Question on labeling text for sentiment analysis

How should we label text in cases where we don’t merely want to know if it is positive or negative, but how positive or negative it is?

In my domain, for example, folks want to distinguish between positive and very positive reviews. I was thinking it might be better to label the reviews as a number between 1 (really negative) to 5 (really positive) instead of just using using 1 or 0.

Also, given that we are using a pretrained model here, can we do multi-label classification where a review might be classified as ‘positive’, ‘thrilling’ and ‘great special effects’? Basically like the planet competition but for text.

While this does not necessarily answer your question regarding multi-labels, with binary classification I believe you should still be able to figure out how “strong” the sentiment is by examining the probability of the prediction even if it’s just binary (positive, negative). You can see in lesson 1 notebook, you can get the prediction probability at the time of inference and use that as a guide for how strong the prediction is. So, for example, a positive prediction (1) with a probability 0.9 may indicate that this is a very positive text.

1 Like

Hi - you can use a binary classification scheme and get the information you want from the score of the classifier. Or, if you have enough data, you can try n labels (n > 2) - the issue may be that sometimes, with multiple levels for sentiment analysis-type tasks it becomes difficult to get annotators to agree on the label. One thing people have tried is using the stars on review sites as an implicit label but there’s been work showing the sentiment of reviews doesn’t correlate that amazingly well with how many stars people give… so it makes sense to get labels manually for your reviews as you suggest.
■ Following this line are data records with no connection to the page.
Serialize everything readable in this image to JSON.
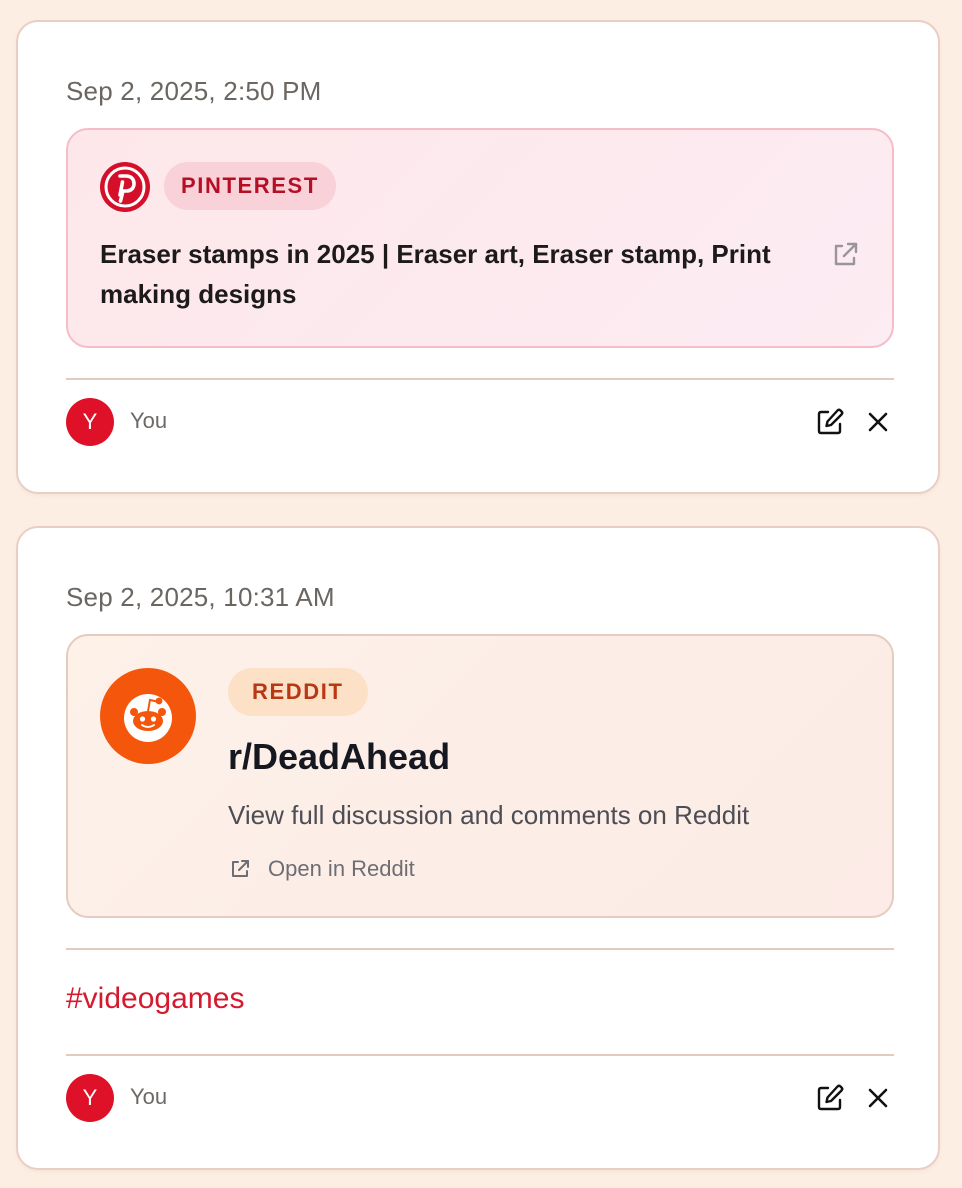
{
  "posts": [
    {
      "timestamp": "Sep 2, 2025, 2:50 PM",
      "embed": {
        "platform_badge": "PINTEREST",
        "title": "Eraser stamps in 2025 | Eraser art, Eraser stamp, Print making designs",
        "icon": "pinterest-logo-icon",
        "accent_color": "#d40f2a"
      },
      "author": {
        "avatar_initial": "Y",
        "name": "You"
      }
    },
    {
      "timestamp": "Sep 2, 2025, 10:31 AM",
      "embed": {
        "platform_badge": "REDDIT",
        "title": "r/DeadAhead",
        "description": "View full discussion and comments on Reddit",
        "open_link_label": "Open in Reddit",
        "icon": "reddit-logo-icon",
        "accent_color": "#f4570c"
      },
      "hashtag": "#videogames",
      "author": {
        "avatar_initial": "Y",
        "name": "You"
      }
    }
  ],
  "colors": {
    "page_background": "#fdeee4",
    "avatar": "#de1129",
    "hashtag": "#d31a2f"
  }
}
I think giving n- labels which may or may not be mutually exclusive like ‘thrilling’ , ‘good’, ‘special effects’ is still an open problem in NLP, considering what @jeremy said about NLP being a couple of years behind CV .

1 Like

My understanding is that @jeremy was setting it up in below analogies:

This language model from imdb :: imagenet trained architecture
Positive/negative :: dogs/cats.
So, below analogy should work as well
0to5 rating :: dog breed classification

Exactly right! Same techniques should work fine.

And multi-label classification: Planet

Really great analogies @ravivijay and @jeremy!

I’m still trying to wrap my head around the fact that we can train a model to predict what the next word will be in a sentence, and then use that model to classify a block of text as positive or negative. It’s a pretty amazing idea.

So thinking about this a little further, it sounds like I should train a language model that is then applied to multiple classification problems separately. Why? Because of how I’m trying to classify different things:

Positivity: I want to classify the text as very pos, pos, neutral, neg, very neg (e.g., like dog breed comp; using a 1-5 rating)

Threatening: I want to classify the text as containing any threats or not (e.g., like dog/cat; 1 or 0)

Suggestion: I want to classify the text as containing a suggestion or not (e.g., like dog/cat; 1 or 0)

It seems like I could turn this into a multi-label classification problem, but that I would lose some of the nuances in looking at each thing separately, no?

I’m hoping to get this down before I ask my co-workers and interns to start labeling data for us to work with so any feedback and what you’ve seen and what has worked and not worked is highly appreciated :slight_smile:

It would be better to do them all in one model. This is called multi task learning, and turns out to work better than separate models.

1 Like

So I read through the post.

In addition to encouraging the use of a multi-label classification framework, he has some really interesting ideas about feature engineering that I’ve noted below.

If I understand things correctly, the better way to organize my targets is something like this:

[very pos | pos | neutral | neg | very neg], threat?, suggestion?

Example for a very dissatisfied user with a suggestion: very neg, suggestion

My thoughts on Ruder’s post in relation to the question stated here:

On the way to this goal, we first need to learn more about the relationships between our tasks, what we can learn from each, and how to combine them most effectively.

Implies that a multi-label approach will not only help with classification, but also help us infer relationships between the labels (e.g., if threatening comments are also comments that contain suggestions, perhaps it indicates we should investigate to see if the threats may derive from users who think their suggestions are being discounted)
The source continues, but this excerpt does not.